How I learned to love forgetting?
New Theory of Disuse
I’ve heard people say they only have enough room in their head for ‘x’ number of facts or they will loose what they already know. There is a common perception that we have finite storage and what we don’t use will decay and ‘fall out of our head’, that we build our memories in a somewhat linear fashion and that repeated learning and recall keeps these memories to the forefront. What if I was to tell you that forgetting would help your memory.
In this video on New Theory of Disuse by Bjork he presents a few interesting concepts:
- We have unlimited storage capacity
- Learning in different environments improves recall, and especially if the same material is presented to us in different contexts.
- Forgetting helps your memory, Bjork talks about two indices of memory strength: Storage Strength (SS – how well something is learned) and Retrieval Strength (RS – how accessible something is). The examples below show why forgetting actually helps you SS and RS.

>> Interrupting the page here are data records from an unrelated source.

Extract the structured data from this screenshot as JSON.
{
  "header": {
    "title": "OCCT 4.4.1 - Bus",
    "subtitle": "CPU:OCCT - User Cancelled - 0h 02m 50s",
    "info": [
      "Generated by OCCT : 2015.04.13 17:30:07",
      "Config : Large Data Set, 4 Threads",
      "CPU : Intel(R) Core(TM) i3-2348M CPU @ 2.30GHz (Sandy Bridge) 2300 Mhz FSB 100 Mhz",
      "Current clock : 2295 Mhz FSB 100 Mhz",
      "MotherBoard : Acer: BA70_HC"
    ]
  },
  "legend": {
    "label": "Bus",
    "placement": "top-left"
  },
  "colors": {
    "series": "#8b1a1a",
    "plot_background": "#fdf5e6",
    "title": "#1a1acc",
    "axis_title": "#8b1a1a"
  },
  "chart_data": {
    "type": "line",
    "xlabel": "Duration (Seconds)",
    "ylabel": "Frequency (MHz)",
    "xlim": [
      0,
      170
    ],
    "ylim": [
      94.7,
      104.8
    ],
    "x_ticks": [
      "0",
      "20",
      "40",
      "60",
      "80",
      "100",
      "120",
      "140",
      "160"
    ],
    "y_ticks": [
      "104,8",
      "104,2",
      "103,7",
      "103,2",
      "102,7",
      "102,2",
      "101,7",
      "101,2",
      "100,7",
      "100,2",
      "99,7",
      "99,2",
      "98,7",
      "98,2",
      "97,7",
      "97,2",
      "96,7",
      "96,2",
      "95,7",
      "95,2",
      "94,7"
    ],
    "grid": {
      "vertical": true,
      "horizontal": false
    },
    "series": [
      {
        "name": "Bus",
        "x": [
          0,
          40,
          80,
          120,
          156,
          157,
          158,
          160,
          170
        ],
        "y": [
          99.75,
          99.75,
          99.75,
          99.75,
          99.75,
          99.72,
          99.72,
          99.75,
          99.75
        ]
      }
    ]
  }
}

Bjork gives four examples:
“If something is well learned (e.g. the address where you have lived for several years), it has both high SS and high RS: You know it well and can retrieve it readily. The address of a friend that you visited for the first time this afternoon, however, may only have high RS (and low SS) because the address, although practiced recently, was not well learned. Thus, although you know the address now, you will be unlikely to be able to recall it in a few days because RS will decrease over time, especially for information with low SS. Sometimes information has high SS (due to it having been well learned), but cannot be retrieved (e.g., the address where you lived as a child). If you were provided with this address again, however, you would have the feeling that that information was somewhere in the recesses of your memory, and in fact, you would be likely to relearn it very quickly. Finally, information can have both low RS and low SS. This information would include things that you heard in class earlier today, but did not learn well and cannot recall now.”
The New Theory of Disuse describes interesting ways in which RS and SS interact. With the above example of a childhood address where SS was high and RS was low consequent restudy gives a huge boost to RS. Whereas the opposite is true where SS is small and you keep restudying a topic so the RS is high. A prime example would be rote learning a list of facts, simply repeating to-be-learned information over and over again is not very helpful. You need to form deeper connections to improve long-term retention.
So learn to love forgetting.
“Because humans have unlimited storage capacity, having total recall would be a mess.”